TrueCrypt 4.3a's little quirks

Here's the main one:

<?xml version="1.0" encoding="utf-8"?>
<TrueCrypt>
        <defaultkeyfiles>
                <keyfile>E:\Keyfiles\wok.zip</keyfile>
        </defaultkeyfiles>
</TrueCrypt>

With Vista, this information is squirreled away in C:\Users\Yourname\AppData\Roaming\TrueCrypt, plain as day.

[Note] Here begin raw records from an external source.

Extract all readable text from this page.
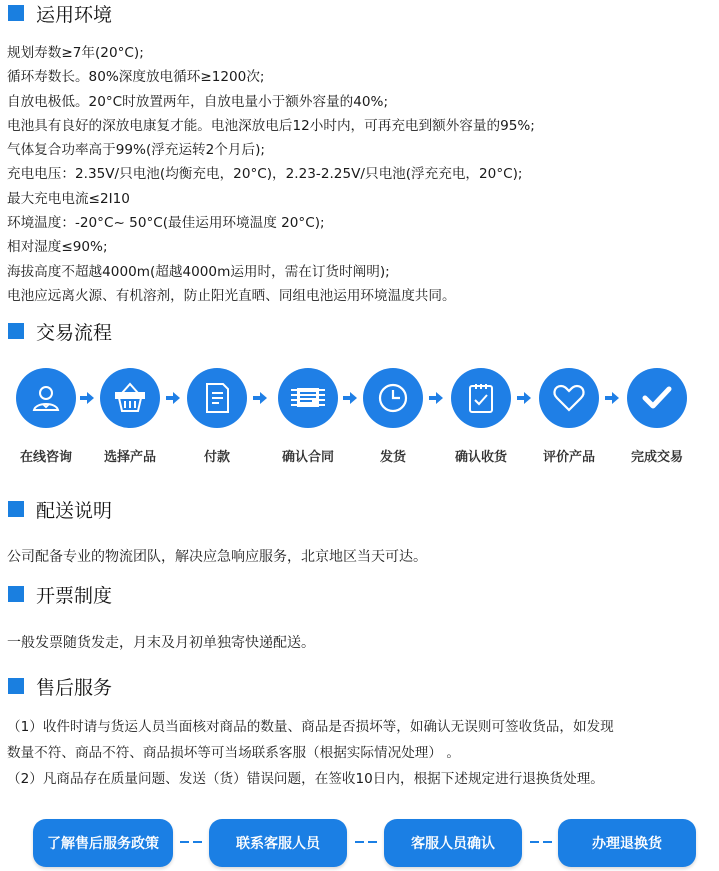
运用环境
规划寿数≥7年(20°C);
循环寿数长。80%深度放电循环≥1200次;
自放电极低。20°C时放置两年，自放电量小于额外容量的40%;
电池具有良好的深放电康复才能。电池深放电后12小时内，可再充电到额外容量的95%;
气体复合功率高于99%(浮充运转2个月后);
充电电压：2.35V/只电池(均衡充电，20°C)，2.23-2.25V/只电池(浮充充电，20°C);
最大充电电流≤2I10
环境温度：-20°C~ 50°C(最佳运用环境温度 20°C);
相对湿度≤90%;
海拔高度不超越4000m(超越4000m运用时，需在订货时阐明);
电池应远离火源、有机溶剂，防止阳光直晒、同组电池运用环境温度共同。
交易流程
在线咨询	选择产品	付款	确认合同	发货	确认收货	评价产品	完成交易
配送说明
公司配备专业的物流团队，解决应急响应服务，北京地区当天可达。
开票制度
一般发票随货发走，月末及月初单独寄快递配送。
售后服务
（1）收件时请与货运人员当面核对商品的数量、商品是否损坏等，如确认无误则可签收货品，如发现
数量不符、商品不符、商品损坏等可当场联系客服（根据实际情况处理） 。
（2）凡商品存在质量问题、发送（货）错误问题，在签收10日内，根据下述规定进行退换货处理。
了解售后服务政策	联系客服人员	客服人员确认	办理退换货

Favorite volumes is also there, also unencrypted.

That means, if you set up a turnkey system — i.e., one where favorite volumes automatically mount when you log in, because you use an empty password, plus you use a keyfile located on the USB flash drive mounted on drive E) anybody who cares to know, can know.

Also, I wonder why you can't cascade hash algorithms anymore; not since version 4.2, evidently. Cascading encryption is pretty much useless, since AES or Serpent or Twofish are each and all unbreakable in universes which have proton decay. Cascading hashes might actually prevent some sort of vulnerability in key generation, though; pipes leak at either end, usually through the numbnuts who select weak passwords and don't want to hassle with mysterious keyfiles.

Keyfiles are a gas. You can use them to set up turnkey systems, as noted above. No more passwords!